Tip of the Day February 17
Start a “thought sharing” tradition. At a meal, bedtime, or another time when there are few distractions, get in the habit of sharing one thing about your day, something interesting you each thought of, a hope or a dream, or another open-ended topic.
Tip of the Day February 16
Use “active listening” with your children: Ask good questions, paraphrase what they say to make sure you understand, and show that you empathize with what they are saying.
Tip of the Day February 15
If your children aren’t involved in any out-of-school activities, encourage them to try something new. It’s important for young people to stay involved in these types of opportunities, even if they aren’t the “stars of the show.”
Tip of the Day February 14
Praise your child when he or she acts in ways that are caring or responsible. Kids need to hear that you’re proud of them and that they are making good choices (even when you’re not happy with all their choices).
Tip of the Day February 13
Be calm about young love. Be careful not to overreact (and make it a bigger deal than it is) or under react (by dismissing it).
Tip of the Day February 12
Your involvement in school can help your student learn and affect teacher attitudes toward your children, thus creating a more caring school climate.

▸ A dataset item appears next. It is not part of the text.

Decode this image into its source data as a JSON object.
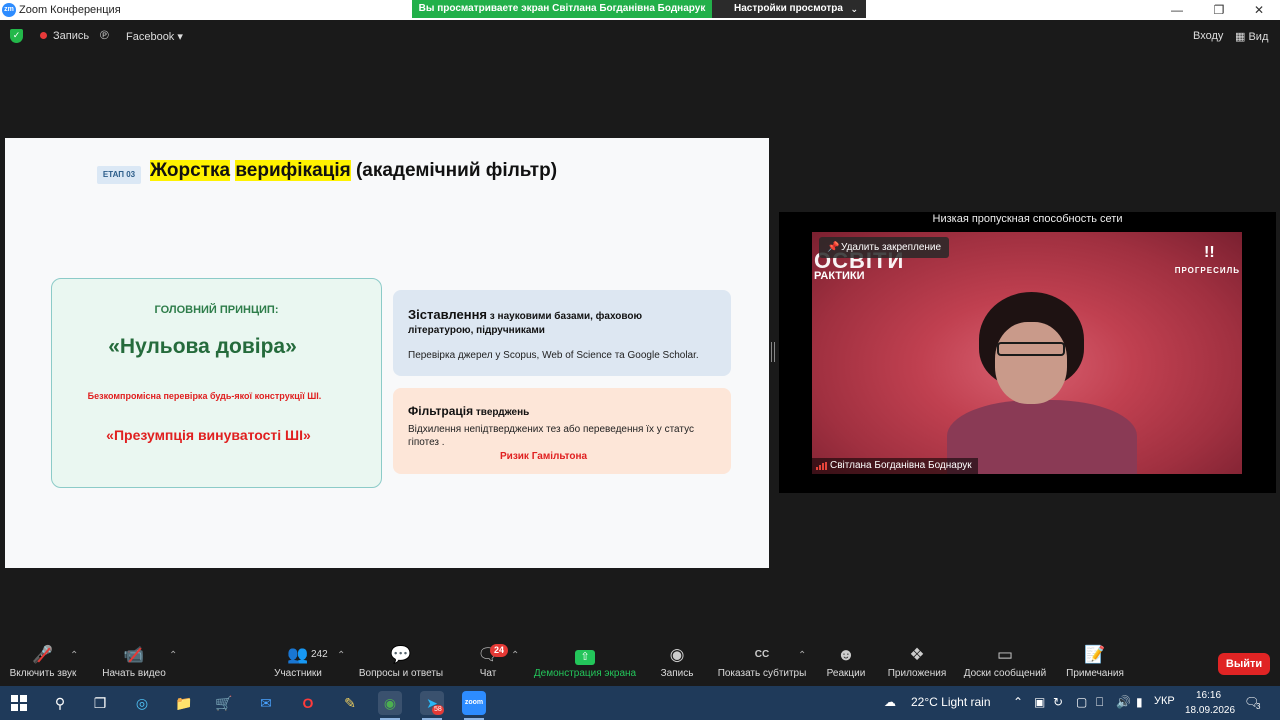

Tip of the Day February 11
Talk about your hopes and dreams for your child with your partner. The more you can be in sync, the easier it will be to parent your child together.

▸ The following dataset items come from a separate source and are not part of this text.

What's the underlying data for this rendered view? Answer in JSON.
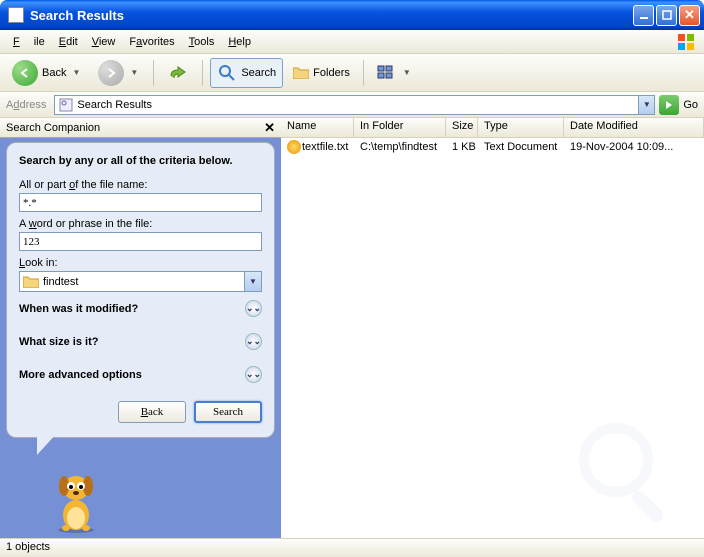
{
  "window": {
    "title": "Search Results"
  },
  "menu": {
    "file": "File",
    "edit": "Edit",
    "view": "View",
    "favorites": "Favorites",
    "tools": "Tools",
    "help": "Help"
  },
  "toolbar": {
    "back": "Back",
    "search": "Search",
    "folders": "Folders"
  },
  "address": {
    "label": "Address",
    "value": "Search Results",
    "go": "Go"
  },
  "companion": {
    "title": "Search Companion",
    "heading": "Search by any or all of the criteria below.",
    "filename_label": "All or part of the file name:",
    "filename_value": "*.*",
    "phrase_label": "A word or phrase in the file:",
    "phrase_value": "123",
    "lookin_label": "Look in:",
    "lookin_value": "findtest",
    "when_modified": "When was it modified?",
    "what_size": "What size is it?",
    "more_options": "More advanced options",
    "back_btn": "Back",
    "search_btn": "Search"
  },
  "columns": {
    "name": "Name",
    "folder": "In Folder",
    "size": "Size",
    "type": "Type",
    "date": "Date Modified"
  },
  "results": {
    "rows": [
      {
        "name": "textfile.txt",
        "folder": "C:\\temp\\findtest",
        "size": "1 KB",
        "type": "Text Document",
        "date": "19-Nov-2004 10:09..."
      }
    ]
  },
  "status": {
    "text": "1 objects"
  }
}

Tip of the Day February 10
Model and talk about appropriate ways to express love and care. Focus on the relationship aspect of dating with your teen, such as getting to know someone and caring for each other in tender ways, such as holding hands.
Tip of the Day February 9
Don’t overreact when your child lies to you. Young people will lie if they fear your reaction. If you suspect or know that your child is lying, ask, “Why do you think I might be having trouble believing you right now?” In other words, give them the opportunity to tell the truth.